Tree-Planner: Efficient Close-loop Task Planning with Large Language Models
- URL: http://arxiv.org/abs/2310.08582v2
- Date: Wed, 24 Jul 2024 12:25:17 GMT
- Title: Tree-Planner: Efficient Close-loop Task Planning with Large Language Models
- Authors: Mengkang Hu, Yao Mu, Xinmiao Yu, Mingyu Ding, Shiguang Wu, Wenqi Shao, Qiguang Chen, Bin Wang, Yu Qiao, Ping Luo,
- Abstract summary: Tree-Planner reframes task planning with Large Language Models into three distinct phases.
Tree-Planner achieves state-of-the-art performance while maintaining high efficiency.

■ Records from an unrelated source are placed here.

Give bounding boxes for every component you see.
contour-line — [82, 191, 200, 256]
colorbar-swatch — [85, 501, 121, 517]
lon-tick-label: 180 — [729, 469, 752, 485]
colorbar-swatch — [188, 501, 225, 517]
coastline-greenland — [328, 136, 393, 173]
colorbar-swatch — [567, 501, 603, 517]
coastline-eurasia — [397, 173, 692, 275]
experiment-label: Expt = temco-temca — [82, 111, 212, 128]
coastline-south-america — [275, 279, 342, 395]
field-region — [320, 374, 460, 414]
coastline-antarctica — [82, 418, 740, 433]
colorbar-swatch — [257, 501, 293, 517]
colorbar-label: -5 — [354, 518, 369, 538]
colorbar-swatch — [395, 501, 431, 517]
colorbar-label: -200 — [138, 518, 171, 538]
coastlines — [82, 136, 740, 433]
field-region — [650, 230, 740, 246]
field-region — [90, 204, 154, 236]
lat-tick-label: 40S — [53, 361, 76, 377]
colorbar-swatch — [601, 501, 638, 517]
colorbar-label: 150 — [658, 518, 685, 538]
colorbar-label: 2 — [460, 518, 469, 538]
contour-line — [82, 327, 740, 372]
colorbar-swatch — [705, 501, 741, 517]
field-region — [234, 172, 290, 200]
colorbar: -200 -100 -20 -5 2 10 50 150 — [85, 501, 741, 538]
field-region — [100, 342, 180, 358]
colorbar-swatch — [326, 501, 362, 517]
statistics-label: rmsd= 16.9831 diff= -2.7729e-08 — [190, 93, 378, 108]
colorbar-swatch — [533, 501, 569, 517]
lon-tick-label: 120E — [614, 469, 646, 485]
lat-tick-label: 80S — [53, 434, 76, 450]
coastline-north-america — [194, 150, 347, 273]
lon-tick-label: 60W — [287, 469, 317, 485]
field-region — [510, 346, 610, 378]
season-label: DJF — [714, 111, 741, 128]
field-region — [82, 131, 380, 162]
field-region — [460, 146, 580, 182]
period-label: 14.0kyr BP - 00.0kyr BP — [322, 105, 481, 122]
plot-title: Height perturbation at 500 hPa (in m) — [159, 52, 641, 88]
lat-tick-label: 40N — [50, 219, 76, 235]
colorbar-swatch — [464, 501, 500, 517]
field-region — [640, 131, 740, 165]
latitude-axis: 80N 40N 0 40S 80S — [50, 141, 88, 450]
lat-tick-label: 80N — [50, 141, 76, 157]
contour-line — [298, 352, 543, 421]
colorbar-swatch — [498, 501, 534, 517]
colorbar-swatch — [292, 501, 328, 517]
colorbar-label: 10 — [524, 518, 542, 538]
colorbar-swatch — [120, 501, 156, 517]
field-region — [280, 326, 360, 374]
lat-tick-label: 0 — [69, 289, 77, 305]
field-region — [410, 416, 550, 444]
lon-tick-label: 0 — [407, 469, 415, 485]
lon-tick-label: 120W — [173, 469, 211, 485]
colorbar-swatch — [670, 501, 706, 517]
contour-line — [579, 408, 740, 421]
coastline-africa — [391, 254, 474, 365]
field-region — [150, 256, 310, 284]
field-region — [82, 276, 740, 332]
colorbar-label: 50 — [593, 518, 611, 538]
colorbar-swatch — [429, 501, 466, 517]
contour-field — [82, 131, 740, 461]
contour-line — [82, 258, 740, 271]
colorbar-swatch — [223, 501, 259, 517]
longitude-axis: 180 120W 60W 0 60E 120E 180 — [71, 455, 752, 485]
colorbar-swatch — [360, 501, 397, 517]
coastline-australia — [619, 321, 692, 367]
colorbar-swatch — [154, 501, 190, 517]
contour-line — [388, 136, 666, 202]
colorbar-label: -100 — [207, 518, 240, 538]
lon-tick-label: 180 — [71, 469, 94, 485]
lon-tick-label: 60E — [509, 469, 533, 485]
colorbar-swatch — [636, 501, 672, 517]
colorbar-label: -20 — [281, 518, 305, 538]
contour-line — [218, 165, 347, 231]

- Score: 63.06270302774049
- License: http://arxiv.org/licenses/nonexclusive-distrib/1.0/
- Abstract: This paper studies close-loop task planning, which refers to the process of generating a sequence of skills (a plan) to accomplish a specific goal while adapting the plan based on real-time observations. Recently, prompting Large Language Models (LLMs) to generate actions iteratively has become a prevalent paradigm due to its superior performance and user-friendliness. However, this paradigm is plagued by two inefficiencies: high token consumption and redundant error correction, both of which hinder its scalability for large-scale testing and applications. To address these issues, we propose Tree-Planner, which reframes task planning with LLMs into three distinct phases: plan sampling, action tree construction, and grounded deciding. Tree-Planner starts by using an LLM to sample a set of potential plans before execution, followed by the aggregation of them to form an action tree. Finally, the LLM performs a top-down decision-making process on the tree, taking into account real-time environmental information. Experiments show that Tree-Planner achieves state-of-the-art performance while maintaining high efficiency. By decomposing LLM queries into a single plan-sampling call and multiple grounded-deciding calls, a considerable part of the prompt are less likely to be repeatedly consumed. As a result, token consumption is reduced by 92.2% compared to the previously best-performing model. Additionally, by enabling backtracking on the action tree as needed, the correction process becomes more flexible, leading to a 40.5% decrease in error corrections.